Greenpeace dénonce l'attribution de trois concessions forestières en RDC

Greenpeace accuse le gouvernement congolais d'avoir illégalement accordé en 2015 trois titres forestiers d'environ 650 000 hectares à la Société la millénaire forestière (SOMIFOR) et à la Société forestière pour le développement du Congo (FODECO).

Dans un communiqué publié mardi 12 juillet, l'ONG indique que le gouvernement congolais a violé le moratoire sur l'attribution de nouveaux titres d'exploitation forestière qu'il a lui-même mis en place en 2002.

La responsable de la campagne forêt à Greenpeace/Afrique, Irène Wabiwa, appelle à l'annulation de ces titres:

«Greenpeace demande au gouvernement congolais de prendre toutes les mesures nécessaires pour que ces trois concessions, octroyées de manière illégale, soient immédiatement annulées».

Irène Wabiwa regrette que l'actuel ministre de l'Environnement ait mandaté ses agents sur le terrain pour appuyer la signature de cahiers de charge de ces trois concessions « illégalement » octroyées.

 

«Que toutes les personnes impliquées dans ce cas de violation flagrante du moratoire soient punies, selon la rigueur de la loi», réclame Irène Wabiwa.

 
 

Greenpeace demande également au gouvernement de maintenir le moratoire sur l'attribution des nouvelles licences d'exploitation forestière industrielle, adopté en 2002 et reconduit en 2005.

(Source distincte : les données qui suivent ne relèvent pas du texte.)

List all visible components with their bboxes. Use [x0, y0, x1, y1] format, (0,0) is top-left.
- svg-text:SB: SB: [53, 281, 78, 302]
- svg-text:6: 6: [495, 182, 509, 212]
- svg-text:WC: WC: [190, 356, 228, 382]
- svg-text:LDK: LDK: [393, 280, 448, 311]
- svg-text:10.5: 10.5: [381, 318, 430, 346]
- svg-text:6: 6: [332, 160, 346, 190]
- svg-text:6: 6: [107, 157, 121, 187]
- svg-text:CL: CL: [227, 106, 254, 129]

L'ONG a promis de « transmettre le dossier » au procureur général de la République pour lui permettre de mener des enquêtes.

Joint par Radio Okapi, le ministre de l'Environnement, Robert Bopolo précise que les contrats de cession dont parle Greenpeace n'existe pas physiquement.

Selon lui, il s'agit d'une tentative de ses prédécesseurs de signer ces contrats avec les entreprises SOMIFOR et FODECO.

«Il y a plus de mal que de peur. Nous ne pouvons considérer la validité de ces contrats qu'à deux conditions. Il faut que ces contrats existent physiquement dans le classement de notre administration et qu'ils soient publiés dans le journal officiel. Ce qui nous fait penser à une tentative qui n'a pas réussi», a fait savoir le ministre.

A l'en croire, les personnes impliquées dans cette affaire ont déjà été sanctionnées.